Le pronom "iel" : débat linguistique ou polémique politique ?
Tous les jours, Clément Viktorovitch décrypte les discours politiques et analyse les mots qui font l'actualité.
Le pronom "iel", contraction de "il" et "elle", vient de faire son entrée dans la version en ligne du dictionnaire Le Petit Robert. Ce pronom personnel sujet de la troisième personne vise à "évoquer une personne, quel que soit son genre". Ce pronom est donc non genré et son emploi est "rare", précise le dictionnaire. L'initiative n’est pas du goût de tout le monde au gouvernement et crée la discorde.
Tout est parti d’une lettre ouverte, adressée mardi 16 novembre par le député LREM François Jolivet à l’Académie française, dans laquelle il se dit "stupéfait de cette initiative". Il a été soutenu en cela, très vite, par Jean-Michel Blanquer, le ministre de l’Éducation nationale. "Quand un dictionnaire est un dictionnaire de référence - y compris pour nos enfants - on ne peut pas se permettre d'être dans une espèce d'inventivité qui n'a rien à voir avec ce qui est la langue, tout simplement", justifiait-il mercredi sur LCI.
Avant d'aller plus loin, il faut commencer par rappeler quelques points fondamentaux. Qu’est-ce qu’un dictionnaire ? Ce n’est pas un outil normatif, mais descriptif. Le dictionnaire ne décide pas de comment il faut parler, il se contente de décrire la manière dont les individus parlent. On dit qu’il "consacre les usages". L’accusation de Jean-Michel Blanquer, selon laquelle Le Robert verserait dans l’inventivité, est donc hors-sujet. L’objectif est simplement de permettre à quelqu’un qui rencontrerait le pronom "iel" dans un texte et qui ne le comprendrait pas d’avoir une ressource à laquelle se référer.

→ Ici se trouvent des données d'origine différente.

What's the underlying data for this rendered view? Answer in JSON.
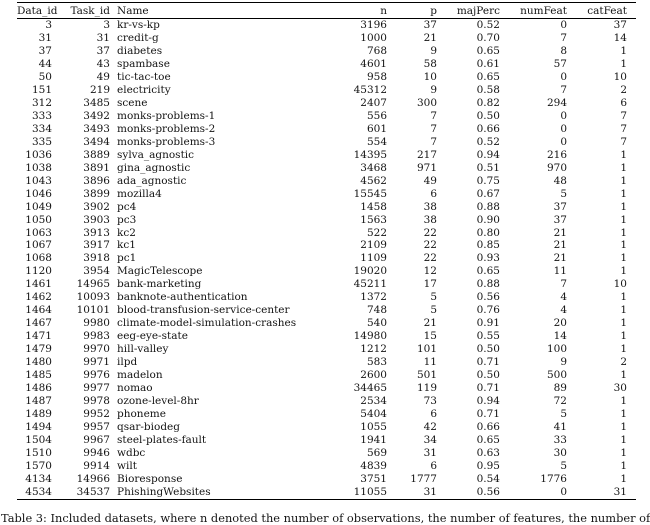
{
  "table": {
    "columns": [
      "Data_id",
      "Task_id",
      "Name",
      "n",
      "p",
      "majPerc",
      "numFeat",
      "catFeat"
    ],
    "rows": [
      [
        "3",
        "3",
        "kr-vs-kp",
        "3196",
        "37",
        "0.52",
        "0",
        "37"
      ],
      [
        "31",
        "31",
        "credit-g",
        "1000",
        "21",
        "0.70",
        "7",
        "14"
      ],
      [
        "37",
        "37",
        "diabetes",
        "768",
        "9",
        "0.65",
        "8",
        "1"
      ],
      [
        "44",
        "43",
        "spambase",
        "4601",
        "58",
        "0.61",
        "57",
        "1"
      ],
      [
        "50",
        "49",
        "tic-tac-toe",
        "958",
        "10",
        "0.65",
        "0",
        "10"
      ],
      [
        "151",
        "219",
        "electricity",
        "45312",
        "9",
        "0.58",
        "7",
        "2"
      ],
      [
        "312",
        "3485",
        "scene",
        "2407",
        "300",
        "0.82",
        "294",
        "6"
      ],
      [
        "333",
        "3492",
        "monks-problems-1",
        "556",
        "7",
        "0.50",
        "0",
        "7"
      ],
      [
        "334",
        "3493",
        "monks-problems-2",
        "601",
        "7",
        "0.66",
        "0",
        "7"
      ],
      [
        "335",
        "3494",
        "monks-problems-3",
        "554",
        "7",
        "0.52",
        "0",
        "7"
      ],
      [
        "1036",
        "3889",
        "sylva_agnostic",
        "14395",
        "217",
        "0.94",
        "216",
        "1"
      ],
      [
        "1038",
        "3891",
        "gina_agnostic",
        "3468",
        "971",
        "0.51",
        "970",
        "1"
      ],
      [
        "1043",
        "3896",
        "ada_agnostic",
        "4562",
        "49",
        "0.75",
        "48",
        "1"
      ],
      [
        "1046",
        "3899",
        "mozilla4",
        "15545",
        "6",
        "0.67",
        "5",
        "1"
      ],
      [
        "1049",
        "3902",
        "pc4",
        "1458",
        "38",
        "0.88",
        "37",
        "1"
      ],
      [
        "1050",
        "3903",
        "pc3",
        "1563",
        "38",
        "0.90",
        "37",
        "1"
      ],
      [
        "1063",
        "3913",
        "kc2",
        "522",
        "22",
        "0.80",
        "21",
        "1"
      ],
      [
        "1067",
        "3917",
        "kc1",
        "2109",
        "22",
        "0.85",
        "21",
        "1"
      ],
      [
        "1068",
        "3918",
        "pc1",
        "1109",
        "22",
        "0.93",
        "21",
        "1"
      ],
      [
        "1120",
        "3954",
        "MagicTelescope",
        "19020",
        "12",
        "0.65",
        "11",
        "1"
      ],
      [
        "1461",
        "14965",
        "bank-marketing",
        "45211",
        "17",
        "0.88",
        "7",
        "10"
      ],
      [
        "1462",
        "10093",
        "banknote-authentication",
        "1372",
        "5",
        "0.56",
        "4",
        "1"
      ],
      [
        "1464",
        "10101",
        "blood-transfusion-service-center",
        "748",
        "5",
        "0.76",
        "4",
        "1"
      ],
      [
        "1467",
        "9980",
        "climate-model-simulation-crashes",
        "540",
        "21",
        "0.91",
        "20",
        "1"
      ],
      [
        "1471",
        "9983",
        "eeg-eye-state",
        "14980",
        "15",
        "0.55",
        "14",
        "1"
      ],
      [
        "1479",
        "9970",
        "hill-valley",
        "1212",
        "101",
        "0.50",
        "100",
        "1"
      ],
      [
        "1480",
        "9971",
        "ilpd",
        "583",
        "11",
        "0.71",
        "9",
        "2"
      ],
      [
        "1485",
        "9976",
        "madelon",
        "2600",
        "501",
        "0.50",
        "500",
        "1"
      ],
      [
        "1486",
        "9977",
        "nomao",
        "34465",
        "119",
        "0.71",
        "89",
        "30"
      ],
      [
        "1487",
        "9978",
        "ozone-level-8hr",
        "2534",
        "73",
        "0.94",
        "72",
        "1"
      ],
      [
        "1489",
        "9952",
        "phoneme",
        "5404",
        "6",
        "0.71",
        "5",
        "1"
      ],
      [
        "1494",
        "9957",
        "qsar-biodeg",
        "1055",
        "42",
        "0.66",
        "41",
        "1"
      ],
      [
        "1504",
        "9967",
        "steel-plates-fault",
        "1941",
        "34",
        "0.65",
        "33",
        "1"
      ],
      [
        "1510",
        "9946",
        "wdbc",
        "569",
        "31",
        "0.63",
        "30",
        "1"
      ],
      [
        "1570",
        "9914",
        "wilt",
        "4839",
        "6",
        "0.95",
        "5",
        "1"
      ],
      [
        "4134",
        "14966",
        "Bioresponse",
        "3751",
        "1777",
        "0.54",
        "1776",
        "1"
      ],
      [
        "4534",
        "34537",
        "PhishingWebsites",
        "11055",
        "31",
        "0.56",
        "0",
        "31"
      ]
    ]
  },
  "caption": "Table 3: Included datasets, where n denoted the number of observations, the number of features, the number of"
}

L'avenir d'une langue déterminée par son usage
En parallèle, Jean-Michel Blanquer se montre critique à l’égard de l’écriture inclusive depuis longtemps. C'est cela qui, plus généralement, est en jeu. Il l’a d'ailleurs dit dans son tout premier tweet sur le sujet : "Je soutiens évidemment la protestation de François Jolivet. L’écriture inclusive n’est pas l’avenir de la langue française."
Cela aussi vaut la peine qu’on s’y arrête un instant. L’avenir d’une langue, c’est l’usage qui le détermine. Il s’agit, me semble-t-il, d’un des quelques points d’accord entre tous les linguistes. Vous pouvez proposer tous les codes que vous voulez, des plus traditionnels aux plus innovants, la seule chose qui compte est de savoir si la communauté linguistique va s’en emparer. En résumé, ce sont les gens qui parlent la langue qui décident de l’avenir de leur langue : ce n'est ni l'Académie française, ni Le Robert, qui est un dictionnaire privé, ni le ministre de l’Éducation nationale.
Au-delà de "iel", c'est le "wokisme" qui est visé
De fait, ce pronom possède un usage, encore rare mais croissant, chez des personnes qui ne s’identifient ni comme homme, ni comme femme, d’après les documentalistes du Robert qui ont répondu à Jean-Michel Blanquer. D’ailleurs, cette position se retrouve jusqu’au cœur du gouvernement. "Pourquoi est-ce si choquant de dire que, potentiellement, on peut dire "iel" parce que ça vient enrichir la langue et que c'est un pronom neutre ?", a ainsi défendu mercredi sur franceinfo Élisabeth Moreno, ministre chargée de l’Égalité entre les femmes et les hommes. "C'est un progrès pour les personnes qui ont envie de se reconnaître dans ce pronom et je ne vois pas ce que ça enlève à ceux qui n'ont pas envie de l'utiliser."
La position d’Élisabeth Moreno est donc très différente : elle quitte le terrain de la discussion théorique pour s’intéresser aux usages linguistiques et aux ressentis des individus. Cela met en lumière l'aspect politique de la réaction de Jean-Michel Blanquer et François Jolivet. Au-delà du pronom "iel", c’est autre chose qui est visé. D’ailleurs, François Jolivet le dit très bien : "Je vois là un premier pas ou un stigmate de la culture woke, qui s'exprime parfois dans la langue inclusive", affirme-t-il sur LCI.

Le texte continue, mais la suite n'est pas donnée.